Торса негромко пропела:

– Дама выпила вина, стала баба пьяная.

И Моорна невольно улыбнулась. Торса ещё раз осмотрела практически опустевший стол и поглядела на часы.

– Точно уложились. Сейчас за мной приедут. Отец дал мне на сегодня машину с шофёром, чтобы я, – она подмигнула, – оторвалась на полную катушку. Так что…

– Я уберу, уберу, – заторопилась Моорна.

– Успеешь, – отмахнулась Торса. – А я пойду. Не хочу ему показывать твою дверь. На всякий случай.

Они вытащили наполовину опустевшую коробку в прихожую.

– Помочь? – предложила Моорна.

– Вниз всегда легче, чем наверх, – усмехнулась Торса, надевая шубу. – И тебя я тоже не хочу ему показывать. И тоже на всякий случай.

– Да, – кивнула Моорна. – Случаи бывают разные.

– Вот именно. Ты своего, конечно, жди. Огонь милостив. А про брата помни. Я редко ошибаюсь.

– Спасибо, – искренне поблагодарила Моорна.

Они ещё раз обнялись, и за Торсой захлопнулась дверь. Моорна вздохнула, готовясь к самому неприятному: уборке и мытью посуды.

* * *

Аргат. Ведомство Учёта Несамоостоятельного Контингента

572 год

Весна

8 декада

Громоздкую бюрократическую машину очень трудно, фактически невозможно остановить. Именно из-за её громоздкости, когда каждое колесо вращается со своей скоростью и в своём направлении, торможение приводит к разрушению. А вот плавными мелкими поворотами руля можно придать всему движению новую перспективу. Ненужное на новом пути само отвалится незаметно для остальных колёс, колёсиков, болтиков и винтиков. Правда, скрежета, шума и содроганий всё равно будет очень много.
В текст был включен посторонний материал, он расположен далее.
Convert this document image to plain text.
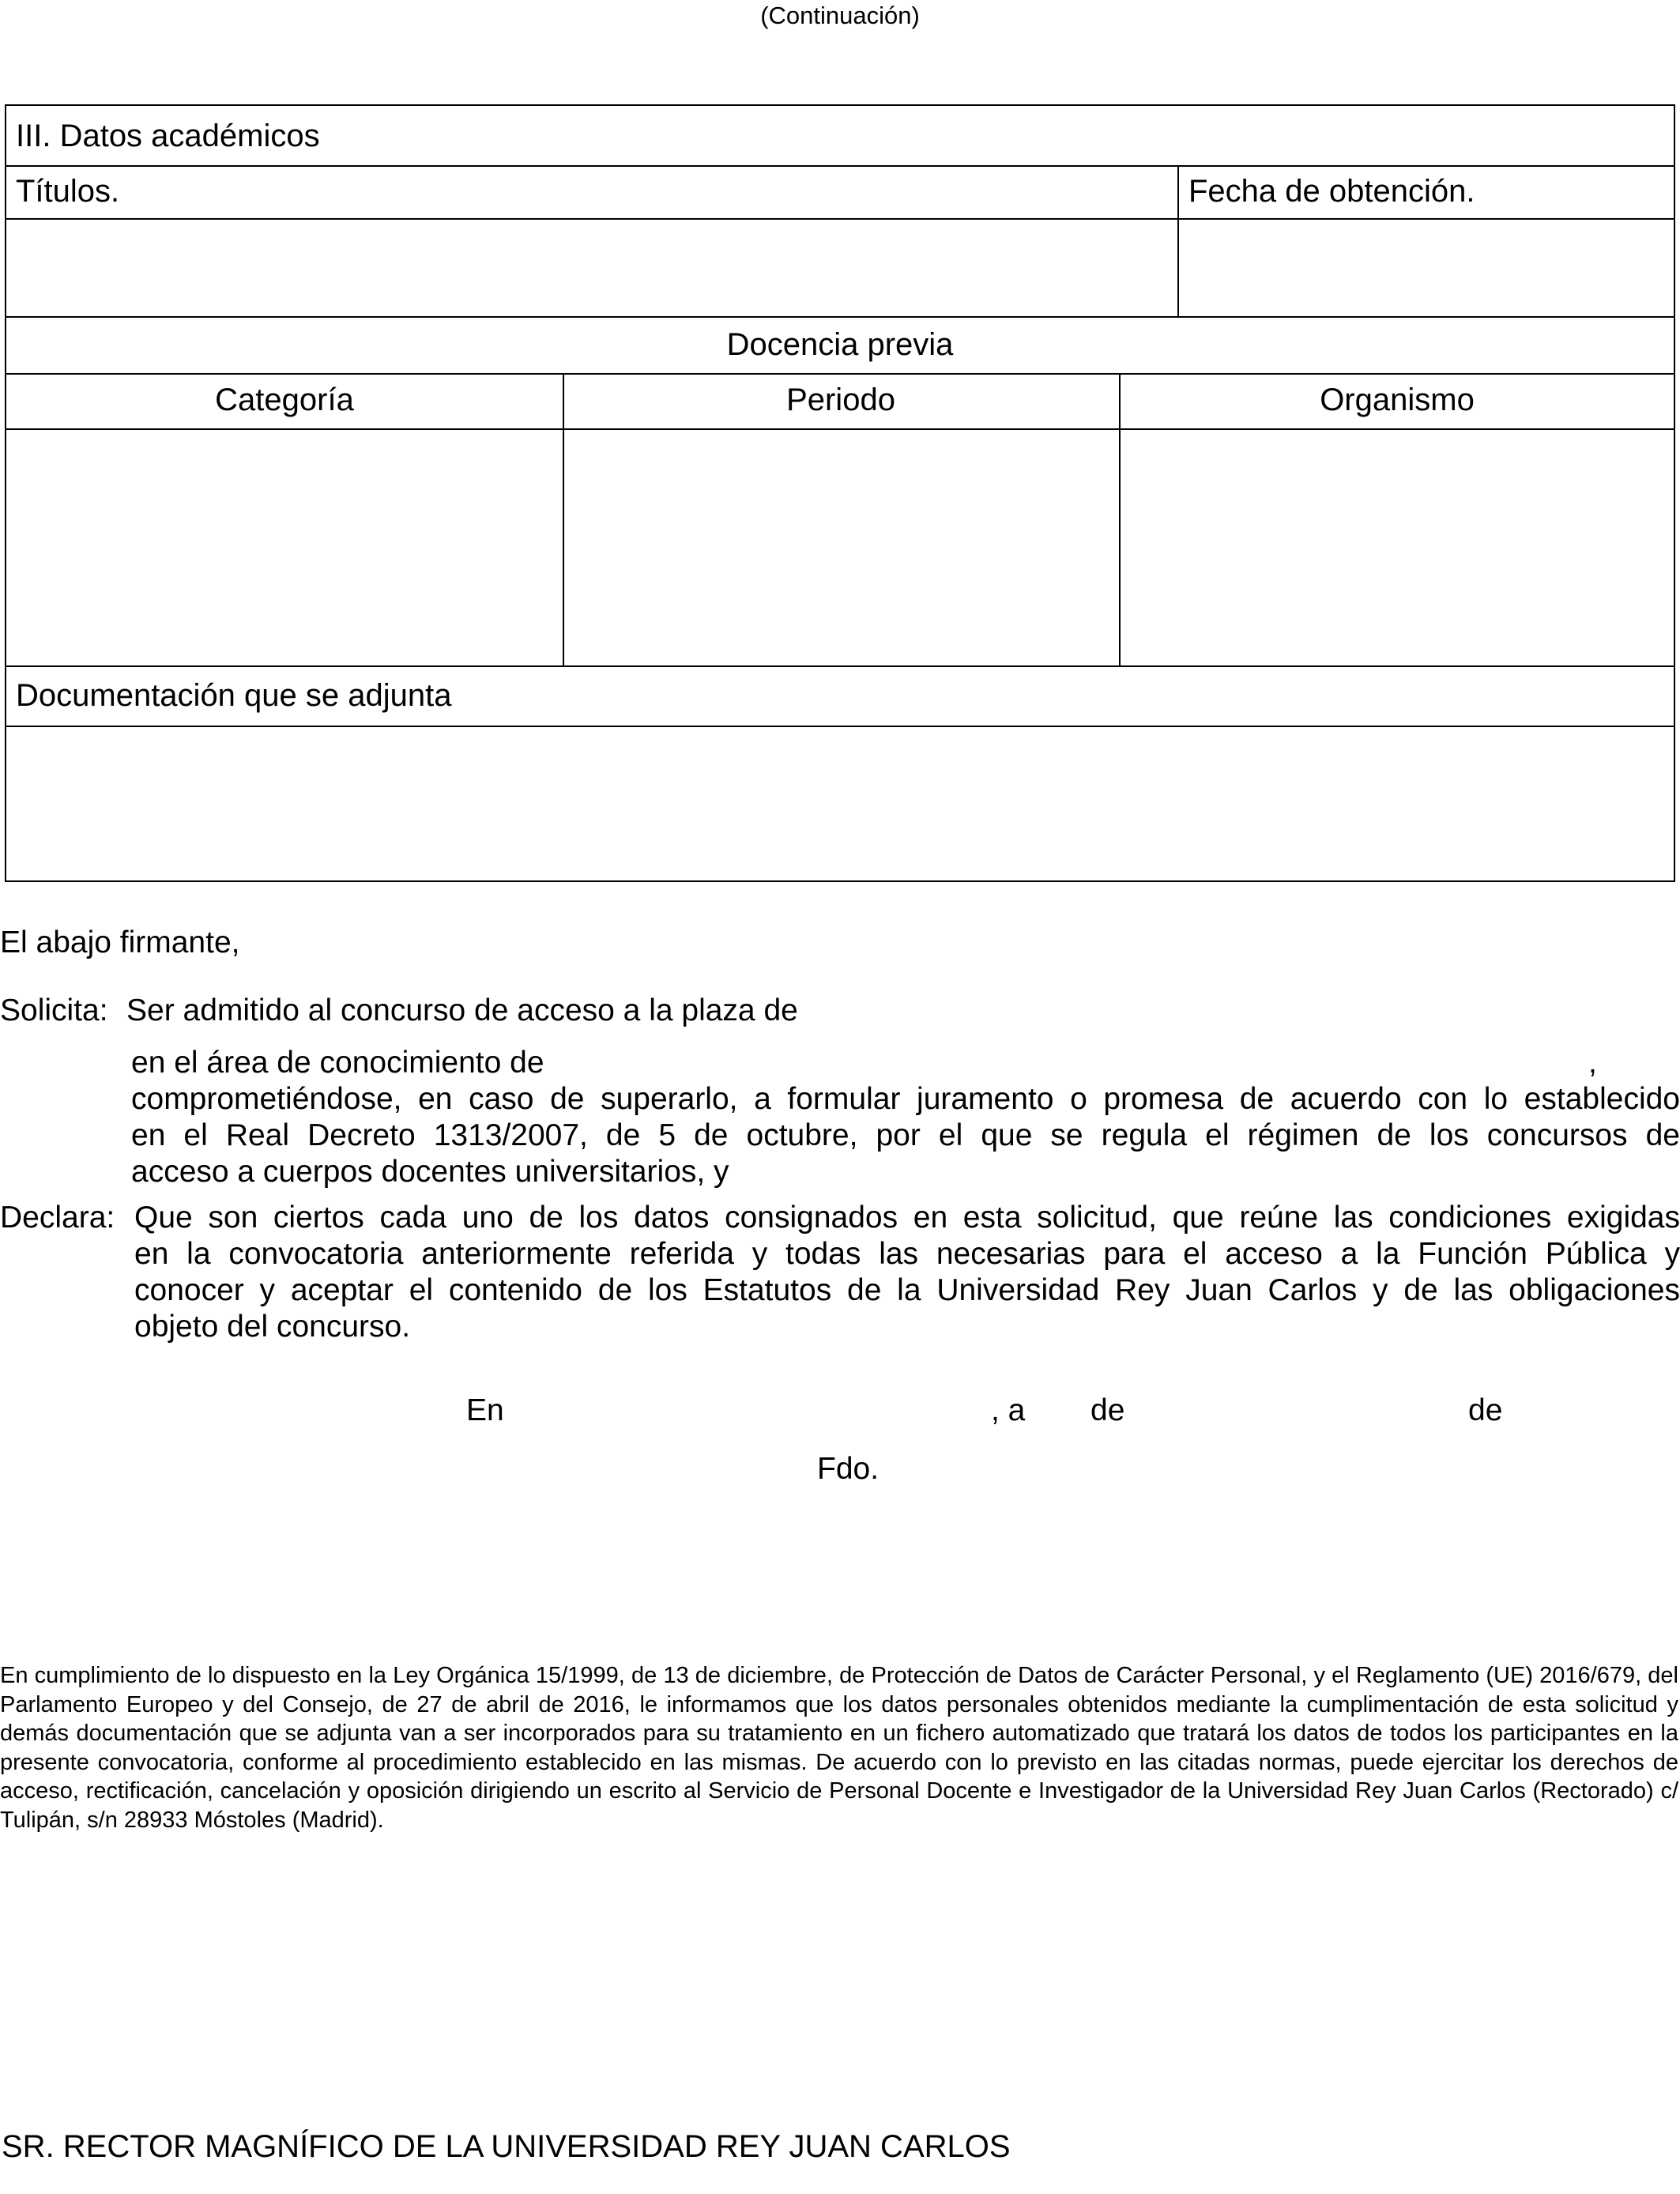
(Continuación)
III. Datos académicos
Títulos.	Fecha de obtención.
Docencia previa
Categoría	Periodo	Organismo
Documentación que se adjunta
El abajo firmante,
Solicita: Ser admitido al concurso de acceso a la plaza de
en el área de conocimiento de	,
comprometiéndose, en caso de superarlo, a formular juramento o promesa de acuerdo con lo establecido
en el Real Decreto 1313/2007, de 5 de octubre, por el que se regula el régimen de los concursos de
acceso a cuerpos docentes universitarios, y
Declara: Que son ciertos cada uno de los datos consignados en esta solicitud, que reúne las condiciones exigidas
en la convocatoria anteriormente referida y todas las necesarias para el acceso a la Función Pública y
conocer y aceptar el contenido de los Estatutos de la Universidad Rey Juan Carlos y de las obligaciones
objeto del concurso.
En	, a de	de
Fdo.
En cumplimiento de lo dispuesto en la Ley Orgánica 15/1999, de 13 de diciembre, de Protección de Datos de Carácter Personal, y el Reglamento (UE) 2016/679, del Parlamento Europeo y del Consejo, de 27 de abril de 2016, le informamos que los datos personales obtenidos mediante la cumplimentación de esta solicitud y demás documentación que se adjunta van a ser incorporados para su tratamiento en un fichero automatizado que tratará los datos de todos los participantes en la presente convocatoria, conforme al procedimiento establecido en las mismas. De acuerdo con lo previsto en las citadas normas, puede ejercitar los derechos de acceso, rectificación, cancelación y oposición dirigiendo un escrito al Servicio de Personal Docente e Investigador de la Universidad Rey Juan Carlos (Rectorado) c/ Tulipán, s/n 28933 Móstoles (Madrid).
SR. RECTOR MAGNÍFICO DE LA UNIVERSIDAD REY JUAN CARLOS
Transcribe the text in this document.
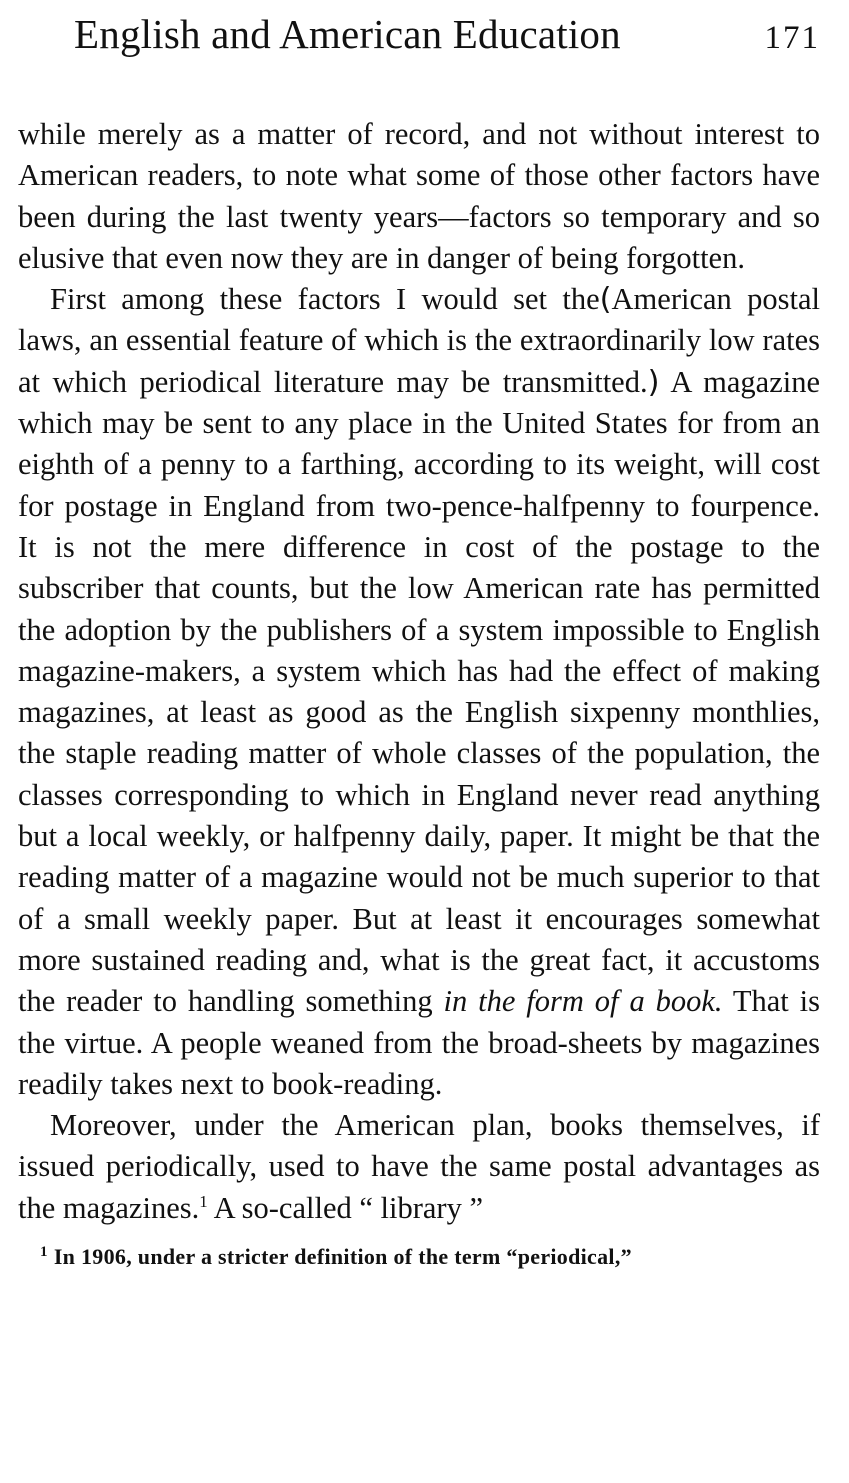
English and American Education	171

while merely as a matter of record, and not without interest to American readers, to note what some of those other factors have been during the last twenty years—factors so temporary and so elusive that even now they are in danger of being forgotten.

First among these factors I would set the(American postal laws, an essential feature of which is the extraordinarily low rates at which periodical literature may be transmitted.) A magazine which may be sent to any place in the United States for from an eighth of a penny to a farthing, according to its weight, will cost for postage in England from two-pence-halfpenny to fourpence. It is not the mere difference in cost of the postage to the subscriber that counts, but the low American rate has permitted the adoption by the publishers of a system impossible to English magazine-makers, a system which has had the effect of making magazines, at least as good as the English sixpenny monthlies, the staple reading matter of whole classes of the population, the classes corresponding to which in England never read anything but a local weekly, or halfpenny daily, paper. It might be that the reading matter of a magazine would not be much superior to that of a small weekly paper. But at least it encourages somewhat more sustained reading and, what is the great fact, it accustoms the reader to handling something in the form of a book. That is the virtue. A people weaned from the broad-sheets by magazines readily takes next to book-reading.

Moreover, under the American plan, books themselves, if issued periodically, used to have the same postal advantages as the magazines.$^1$ A so-called “ library ”

$^1$ In 1906, under a stricter definition of the term “periodical,”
И начинается всё с мелких малозначащих – на первый взгляд – бумажек. Придёт бумажка, её примут, подпишут: «к исполнению» – и спустят на следующий уровень. Там примут, на её основе напишут несколько следующих бумажек, и они пойдут дальше по извилистым коридорам и картотекам.

И каждая бумажка вызывает волну вполне обоснованного брюзжания и негодования. Ведь не по делу, а так – буквоедство. В полном смысле этого слова.

Где-то «наверху» что-то кому-то – только без имён и званий! – засвербит, и, пожалуйста: это же с ума сойти, какая работа.

Глава Ведомства Учёта Несамостоятельного Контингента раздражённо повёл головой, будто ему внезапно стал тесен форменный воротник с шейной звездой. Хотя… при таких обстоятельствах звезду можно и потерять. Полная ревизия контингента с одновременной заменой всей документации! И ни одной новой ставки!!! И какая муха там кого укусила, но деваться некуда. Надо исполнять.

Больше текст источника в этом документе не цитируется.